Peki, ne oldu da üniversiteli emekçi ve aynı zamanda işsiz sayısı bu kadar arttı? Bunun cevabı, kısmen, 2012 yılında AKP’nin imam hatipleri ön plana çıkarmak için zorunlu eğitimi 12 yıl yapması. İmam hatipleri aldılar, zorunlu eğitimi verdiler.İlkinin son derece olumsuz ve ikincisinin olumlu bir hamle olduğunu söyleyebiliriz. Önceden, ilköğretim bitince çocuklar evlere dönüyorlardı. Özellikle kızlar, hayatlarının sonuna kadar iş sahibi olmadan yaşıyorlardı. Ancak zorunlu eğitim 12 yıl olunca, liseyi bitirenler üniversiteye devam etmek istediler. Üniversiteyi bitirense iş sahibi olmak istedi. Başta kadınlar olmak üzere, iş aramayacağı tahmin edilenler, üniversite mezunu olup iş aramaya başladılar.

Cevabin kalan kısmı ise, eğitimi 12 yıl yapan hükümetin sonuçları düşünmemesi. Ona göre politikalar geliştirmedi. İmam hatip okuyan kız çocuğunun eve kapanacağını tahmin etti; ama öyle olmadı.

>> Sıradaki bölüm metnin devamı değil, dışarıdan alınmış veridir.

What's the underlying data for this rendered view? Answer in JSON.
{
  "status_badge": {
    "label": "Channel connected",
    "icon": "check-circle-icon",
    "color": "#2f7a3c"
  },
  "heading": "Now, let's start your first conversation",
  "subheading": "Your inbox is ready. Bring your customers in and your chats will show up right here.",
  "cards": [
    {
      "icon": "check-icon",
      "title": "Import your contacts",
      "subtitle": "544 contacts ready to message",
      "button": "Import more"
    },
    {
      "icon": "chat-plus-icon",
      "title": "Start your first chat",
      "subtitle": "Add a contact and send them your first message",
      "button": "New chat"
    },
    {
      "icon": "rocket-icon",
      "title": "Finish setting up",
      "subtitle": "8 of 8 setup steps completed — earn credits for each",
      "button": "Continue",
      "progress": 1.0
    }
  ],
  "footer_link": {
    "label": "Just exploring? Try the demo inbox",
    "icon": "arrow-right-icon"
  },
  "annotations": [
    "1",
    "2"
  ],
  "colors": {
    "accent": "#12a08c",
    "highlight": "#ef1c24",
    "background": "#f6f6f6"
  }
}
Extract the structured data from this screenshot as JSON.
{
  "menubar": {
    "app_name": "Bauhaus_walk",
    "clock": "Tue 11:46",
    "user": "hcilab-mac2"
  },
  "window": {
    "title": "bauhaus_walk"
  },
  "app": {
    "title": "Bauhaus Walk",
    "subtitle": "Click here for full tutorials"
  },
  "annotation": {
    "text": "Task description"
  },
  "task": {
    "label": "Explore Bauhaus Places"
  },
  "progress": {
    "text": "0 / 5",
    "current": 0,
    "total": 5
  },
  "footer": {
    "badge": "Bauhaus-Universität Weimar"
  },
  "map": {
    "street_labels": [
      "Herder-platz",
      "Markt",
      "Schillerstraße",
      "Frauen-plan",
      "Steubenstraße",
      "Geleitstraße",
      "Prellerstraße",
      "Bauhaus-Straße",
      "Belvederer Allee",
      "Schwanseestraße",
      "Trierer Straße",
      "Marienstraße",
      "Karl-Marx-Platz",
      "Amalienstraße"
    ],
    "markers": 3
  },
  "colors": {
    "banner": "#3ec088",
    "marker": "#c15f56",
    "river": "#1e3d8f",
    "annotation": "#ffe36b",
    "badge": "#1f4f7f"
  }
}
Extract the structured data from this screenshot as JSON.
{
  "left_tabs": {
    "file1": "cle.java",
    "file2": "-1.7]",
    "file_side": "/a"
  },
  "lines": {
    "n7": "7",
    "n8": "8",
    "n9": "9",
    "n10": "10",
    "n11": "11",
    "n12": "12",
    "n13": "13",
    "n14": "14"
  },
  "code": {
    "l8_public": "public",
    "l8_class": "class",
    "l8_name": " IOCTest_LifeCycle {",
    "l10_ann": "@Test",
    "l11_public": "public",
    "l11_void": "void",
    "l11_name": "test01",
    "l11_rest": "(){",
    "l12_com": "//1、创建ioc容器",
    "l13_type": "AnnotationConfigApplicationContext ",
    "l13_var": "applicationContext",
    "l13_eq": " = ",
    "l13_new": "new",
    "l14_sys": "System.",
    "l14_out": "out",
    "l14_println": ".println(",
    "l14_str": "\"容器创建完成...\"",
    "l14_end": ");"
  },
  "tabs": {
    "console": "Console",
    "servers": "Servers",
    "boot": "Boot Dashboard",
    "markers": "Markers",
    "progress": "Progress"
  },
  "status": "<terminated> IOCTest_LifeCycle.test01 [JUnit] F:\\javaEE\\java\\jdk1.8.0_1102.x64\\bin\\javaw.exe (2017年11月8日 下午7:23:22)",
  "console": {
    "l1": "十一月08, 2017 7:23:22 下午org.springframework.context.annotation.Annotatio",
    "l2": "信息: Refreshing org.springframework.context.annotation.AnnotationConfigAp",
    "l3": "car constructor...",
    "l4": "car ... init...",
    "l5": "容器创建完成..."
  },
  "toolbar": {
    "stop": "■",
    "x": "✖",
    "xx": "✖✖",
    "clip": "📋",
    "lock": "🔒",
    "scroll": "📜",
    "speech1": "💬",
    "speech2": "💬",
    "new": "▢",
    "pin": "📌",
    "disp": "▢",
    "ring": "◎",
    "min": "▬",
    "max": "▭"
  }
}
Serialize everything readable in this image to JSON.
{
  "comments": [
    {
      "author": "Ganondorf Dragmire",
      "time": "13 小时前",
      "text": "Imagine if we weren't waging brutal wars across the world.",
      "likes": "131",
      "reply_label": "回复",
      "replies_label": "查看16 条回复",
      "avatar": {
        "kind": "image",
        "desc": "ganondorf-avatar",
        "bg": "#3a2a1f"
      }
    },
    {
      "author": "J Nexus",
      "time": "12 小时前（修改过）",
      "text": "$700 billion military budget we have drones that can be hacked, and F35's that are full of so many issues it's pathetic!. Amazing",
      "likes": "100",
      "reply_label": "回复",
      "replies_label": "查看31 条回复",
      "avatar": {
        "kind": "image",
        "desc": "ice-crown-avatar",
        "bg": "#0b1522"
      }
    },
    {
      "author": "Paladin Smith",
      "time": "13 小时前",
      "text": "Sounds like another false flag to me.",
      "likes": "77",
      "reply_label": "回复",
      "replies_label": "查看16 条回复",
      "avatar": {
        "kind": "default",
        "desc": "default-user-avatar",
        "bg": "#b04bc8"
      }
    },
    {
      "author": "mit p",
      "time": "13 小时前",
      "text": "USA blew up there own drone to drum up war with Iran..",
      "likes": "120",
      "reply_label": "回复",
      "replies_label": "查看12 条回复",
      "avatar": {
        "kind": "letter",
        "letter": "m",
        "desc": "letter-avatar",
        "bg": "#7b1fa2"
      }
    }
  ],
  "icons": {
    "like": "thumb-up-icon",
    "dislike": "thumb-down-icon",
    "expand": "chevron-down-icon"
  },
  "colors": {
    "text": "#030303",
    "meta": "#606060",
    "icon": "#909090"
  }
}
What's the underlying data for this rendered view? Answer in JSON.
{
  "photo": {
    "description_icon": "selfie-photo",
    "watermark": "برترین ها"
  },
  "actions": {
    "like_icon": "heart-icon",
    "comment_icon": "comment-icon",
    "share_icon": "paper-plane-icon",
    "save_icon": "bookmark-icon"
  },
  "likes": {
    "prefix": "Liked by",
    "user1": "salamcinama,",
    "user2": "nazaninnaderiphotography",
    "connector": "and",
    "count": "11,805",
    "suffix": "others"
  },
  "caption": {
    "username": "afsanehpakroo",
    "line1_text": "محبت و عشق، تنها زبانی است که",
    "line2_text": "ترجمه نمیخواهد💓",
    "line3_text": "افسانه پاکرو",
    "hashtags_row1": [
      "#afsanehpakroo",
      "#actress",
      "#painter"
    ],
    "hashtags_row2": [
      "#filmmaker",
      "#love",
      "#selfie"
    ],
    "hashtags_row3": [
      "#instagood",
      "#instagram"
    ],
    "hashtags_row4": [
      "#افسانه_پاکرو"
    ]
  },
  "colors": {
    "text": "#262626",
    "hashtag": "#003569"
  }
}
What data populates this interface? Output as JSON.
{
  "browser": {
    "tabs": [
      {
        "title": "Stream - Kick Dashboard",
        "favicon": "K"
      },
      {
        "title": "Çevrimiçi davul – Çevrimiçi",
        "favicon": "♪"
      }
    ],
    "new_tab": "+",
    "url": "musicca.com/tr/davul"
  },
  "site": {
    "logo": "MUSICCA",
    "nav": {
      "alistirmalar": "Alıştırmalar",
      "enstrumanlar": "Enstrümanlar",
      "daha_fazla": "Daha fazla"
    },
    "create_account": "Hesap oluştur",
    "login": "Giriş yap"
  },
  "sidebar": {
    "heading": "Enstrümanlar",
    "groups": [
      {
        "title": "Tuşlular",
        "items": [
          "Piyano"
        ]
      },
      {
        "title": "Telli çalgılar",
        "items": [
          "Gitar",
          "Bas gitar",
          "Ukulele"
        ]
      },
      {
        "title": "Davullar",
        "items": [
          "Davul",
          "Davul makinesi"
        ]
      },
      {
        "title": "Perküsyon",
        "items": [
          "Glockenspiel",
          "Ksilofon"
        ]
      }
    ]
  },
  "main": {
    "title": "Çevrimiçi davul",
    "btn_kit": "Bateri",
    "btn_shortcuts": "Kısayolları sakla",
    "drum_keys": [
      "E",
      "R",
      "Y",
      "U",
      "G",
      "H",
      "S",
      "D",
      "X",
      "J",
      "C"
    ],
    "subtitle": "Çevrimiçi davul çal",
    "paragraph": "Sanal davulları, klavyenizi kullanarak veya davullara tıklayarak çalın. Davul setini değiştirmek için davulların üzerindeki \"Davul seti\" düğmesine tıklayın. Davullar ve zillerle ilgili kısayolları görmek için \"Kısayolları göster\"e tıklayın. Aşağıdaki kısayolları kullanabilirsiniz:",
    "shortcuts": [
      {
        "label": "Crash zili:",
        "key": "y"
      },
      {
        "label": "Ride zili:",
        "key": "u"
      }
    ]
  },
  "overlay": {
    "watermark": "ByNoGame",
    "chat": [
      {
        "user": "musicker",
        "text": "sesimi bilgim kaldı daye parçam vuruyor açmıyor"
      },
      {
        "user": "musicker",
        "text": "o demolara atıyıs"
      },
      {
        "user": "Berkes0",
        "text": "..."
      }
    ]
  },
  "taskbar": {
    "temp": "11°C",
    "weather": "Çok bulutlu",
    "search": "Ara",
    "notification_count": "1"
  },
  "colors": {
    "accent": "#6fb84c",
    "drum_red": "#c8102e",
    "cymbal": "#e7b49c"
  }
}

Özetle, eğitimin 12 yıl olması emeğin ortalama eğitim düzeyini arttırdı; ancak Türkiye kapitalizmi bu artışa yetişemedi. Hükümet, sorumluluk almaktansa sorumsuz davranmaya devam etti ve olmayan gündemlerle insanları abuk sabuk yerlere yönlendirdi. İnsanlar, yıllarca eğitim gördüler ve sonunda işsiz kaldılar.

NEREYE?

Doğal olarak, ne olacak bu emekçilerin hali, sorusu karşımıza dikiliyor. Her yıl işgücüne katılan üniversiteli sayısı binlerle artıyor. Emekli olan üniversiteli sayısı ise çok az ki çoğu emekliliğe hak kazandıktan sonra da çalışmaya devam ediyor. Bu açıdan bakılınca, emekçiler için, işsizliğin önümüzdeki dönemde Türkiye’nin temel sorunlarından biri olacağına şüphe yok. Kapitalist bir ekonominin bunu çözebilme yetisinin ise olmadığını gözlemleyebiliyoruz. Referandumdan çıkacak bir "Hayır"ın bu sorunun üzerine "Evet"ten çok daha fazla eğileceğini söyleyebiliriz.